Merhamet kıl hâlime, etme perişan yâ Kerim
Rahmetin çok, eyledimse cürm ü isyan yâ Kerim
Sen dedin ‘Lâ taknatu min rahmetillâh’ ey Hüdâ
Kesmezem Senden ümidim eyle ihsan yâ Kerim. (Mehmet Şevket)
Hz. Âdem, bu günahına pişman olup Allah'a yönelerek tevbe etmek istediğinde, Allah'tan bağışlanma dilemek için uygun kelimeler bulamadı. Allah da, pişman olduğu için ona acıdı ve gerekli sözleri öğretti. Hz. Âdem, Rabbinden öğrendiği kelimelerle pişmanlığını itiraf etti. Rabbine Rabbinin kelimeleriyle duâ ettiler. Rabbimiz rahmetinden affetmek için kendisine nasıl yalvaracağımızı da öğretiyor.
Hz. Âdem'in Allah’tan aldığı kelimeler: ‘Sübhaneke Allahümme ve bîhamdike ve tebarekesmüke ve tealâ ceddüke lâilâhe illâ ente zalemtü nefsi fağfirlî innehû lâ yağfiru’z zünübe illâ ente / Ey Allah’ım! Seni ortaktan hamdinle tenzih ederiz. Sen'in ismin (zatın) ortaktan ve eksiklikten uzaktır. Sen'den başka ilâh yoktur. Nefsime zulmettim. Beni affet. Şüphesiz Sen'den başka günâhları affedici yoktur.’
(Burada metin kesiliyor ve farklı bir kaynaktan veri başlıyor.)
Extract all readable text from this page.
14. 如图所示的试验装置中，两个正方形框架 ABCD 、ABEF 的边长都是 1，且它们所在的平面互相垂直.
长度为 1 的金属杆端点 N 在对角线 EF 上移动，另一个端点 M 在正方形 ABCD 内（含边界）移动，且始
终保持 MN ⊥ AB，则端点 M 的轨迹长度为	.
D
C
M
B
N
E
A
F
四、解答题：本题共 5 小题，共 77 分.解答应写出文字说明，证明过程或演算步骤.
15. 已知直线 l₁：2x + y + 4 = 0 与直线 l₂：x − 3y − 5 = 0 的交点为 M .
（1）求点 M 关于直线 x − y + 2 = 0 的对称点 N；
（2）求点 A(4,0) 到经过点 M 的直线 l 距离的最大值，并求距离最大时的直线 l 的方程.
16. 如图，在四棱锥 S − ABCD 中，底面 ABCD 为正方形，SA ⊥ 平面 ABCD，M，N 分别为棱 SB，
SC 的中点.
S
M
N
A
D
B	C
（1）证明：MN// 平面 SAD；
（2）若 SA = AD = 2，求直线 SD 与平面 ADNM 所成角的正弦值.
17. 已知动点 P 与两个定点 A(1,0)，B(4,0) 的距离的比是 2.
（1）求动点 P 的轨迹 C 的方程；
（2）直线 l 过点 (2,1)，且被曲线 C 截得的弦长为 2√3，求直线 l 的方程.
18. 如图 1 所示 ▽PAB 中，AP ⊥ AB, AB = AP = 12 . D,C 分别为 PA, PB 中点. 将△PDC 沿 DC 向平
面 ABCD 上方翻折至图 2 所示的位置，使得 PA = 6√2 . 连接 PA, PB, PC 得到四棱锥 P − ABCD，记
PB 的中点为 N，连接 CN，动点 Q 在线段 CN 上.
Bu kelimelerin şu âyetler olduğu kanaati daha kuvvetlidir: ‘ رَبَّـنَا ظَلَمْنَا اَنْفُسَنَا وَاِنْ لَمْ تَغْفِرْ لَنَا وَتَرْحَمْنَا لَنَكُونَنَّ مِنَ الْخَاسِرٖينَ / Ey Rabbimiz! Nefislerimize zulüm ettik. Eğer bizi affedip bize merhamet etmezsen, kesinlikle biz zarar edenlerden oluruz.’ (A’raf, 23)
Burada Hz. Âdem'in durumundan bahsedilip, Hz. Havva’dan bahsedilmemektedir. Çünkü Hz. Havva, hükümde Âdem (as)’a tâbîdir.
Bundan ötürüdür ki, Kur'an ve Sünnet'te çoğu kez sadece erkek sigasıyla hükümler zikredilir. Kadınlar hakkındaki hükümler de tab'an bilinir. Dini konularda da erkek hanımından sorumludur ama, kadın erkeğinden sorumlu değildir.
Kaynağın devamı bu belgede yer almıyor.